Je me retourne sous les draps. « Tu parles de ton charmant compagnon de hier? » Comme si je n'avais pas parfaitement compris de qui il était question. « Le demi-Drow? »

— Celui-là même, confirmes-tu en glissant ton autre bras autour de moi. Lui et ses compagnons en viennent. C'est l'affiche que tu as laissé au comptoir qui a attiré son attention.

— Ben voyons. C'est une petite feuille qui l'a attiré et pas du tout l'elfe sublime accoudé au comptoir...

Tu souris. Ta peau est aussi douce que la soie, chaude, réchauffée par mon propre corps et les quelques gorgées de sang bues la veille.

— Ils sont trois, poursuis-tu, lui-même, un énorme guerrier Drow et un jeune Tiefling.

Je parviens à défaire mon attention du grain de beauté au-dessus de ta clavicule.

— Il est possible que je sois uniquement restée concentrée sur mon envie de l'égorger. Je n'ai pas fait attention.

— C'est un voleur.

— Et bien, il t'en a dit des choses entre deux roucoulements...

— Ça je l'ai deviné ma chère.

Je soupire et enfouis mon visage dans le creux de ton épaule, dans tes boucles claires.

— Quel est le plan alors? demandes-tu moqueur.

Je proteste par quelques grognements mesurés.

— On ne peut décidément plus profiter d'un réveil tranquille par les temps qui courent, dis-je en me redressant sur un coude. Et bien déjà je vais voir où en est le soleil dans sa journée. J'irai probablement chercher de quoi me restaurer. Si ton soupirant et ses compagnons n'ont pas réglé le problème des marchands dans la journée, nous irons voir si on peut trouver quelques brigands à te mettre sous la dent sur la route de Hardbuckler. Est-ce que cela vous convient mon seigneur?
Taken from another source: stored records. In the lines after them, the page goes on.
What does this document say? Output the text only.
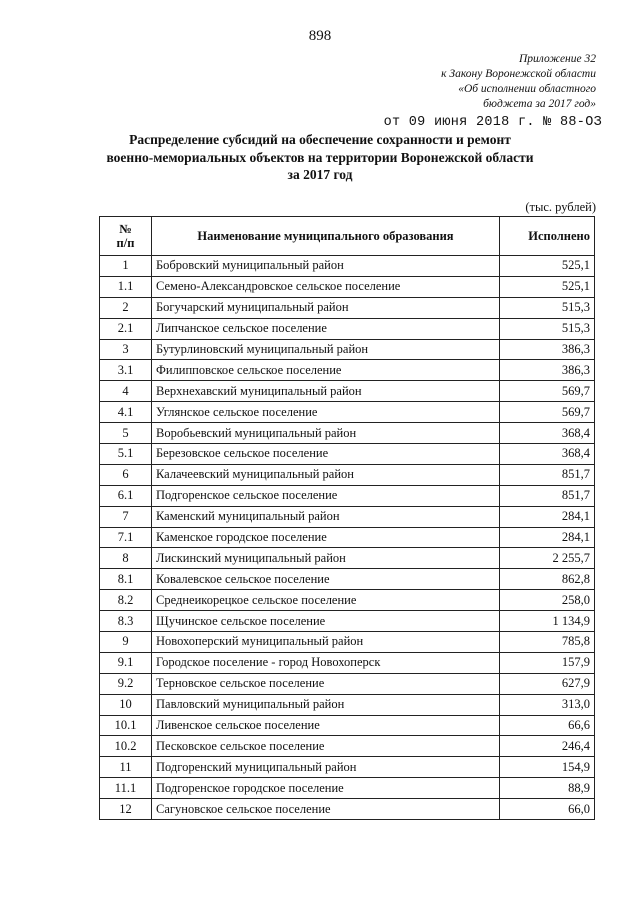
898
Приложение 32
к Закону Воронежской области
«Об исполнении областного
бюджета за 2017 год»
от 09 июня 2018 г. № 88-ОЗ
Распределение субсидий на обеспечение сохранности и ремонт
военно-мемориальных объектов на территории Воронежской области
за 2017 год
(тыс. рублей)
№
п/п	Наименование муниципального образования	Исполнено
1	Бобровский муниципальный район	525,1
1.1	Семено-Александровское сельское поселение	525,1
2	Богучарский муниципальный район	515,3
2.1	Липчанское сельское поселение	515,3
3	Бутурлиновский муниципальный район	386,3
3.1	Филипповское сельское поселение	386,3
4	Верхнехавский муниципальный район	569,7
4.1	Углянское сельское поселение	569,7
5	Воробьевский муниципальный район	368,4
5.1	Березовское сельское поселение	368,4
6	Калачеевский муниципальный район	851,7
6.1	Подгоренское сельское поселение	851,7
7	Каменский муниципальный район	284,1
7.1	Каменское городское поселение	284,1
8	Лискинский муниципальный район	2 255,7
8.1	Ковалевское сельское поселение	862,8
8.2	Среднеикорецкое сельское поселение	258,0
8.3	Щучинское сельское поселение	1 134,9
9	Новохоперский муниципальный район	785,8
9.1	Городское поселение - город Новохоперск	157,9
9.2	Терновское сельское поселение	627,9
10	Павловский муниципальный район	313,0
10.1	Ливенское сельское поселение	66,6
10.2	Песковское сельское поселение	246,4
11	Подгоренский муниципальный район	154,9
11.1	Подгоренское городское поселение	88,9
12	Сагуновское сельское поселение	66,0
— Parfait, te réjouis-tu tous crocs apparents.

Je franchis le seuil de l'auberge. Le clocher de la citée débute sa ritournelle, me confirmant mon impression. Le soleil est faiblard. Le crépuscule ne tardera pas. Je m'offre une galette de viande à la cahute d'un marchand ambulant et flâne sans but en appréciant l'agitation de Triel. Je repense à hier. Je repense à la boutique du tailleur juste avant la taverne. Même si nous voyageons vers le sud, il nous faudra vite des habits plus chauds, l'hiver venant. Je décide de m'y rendre.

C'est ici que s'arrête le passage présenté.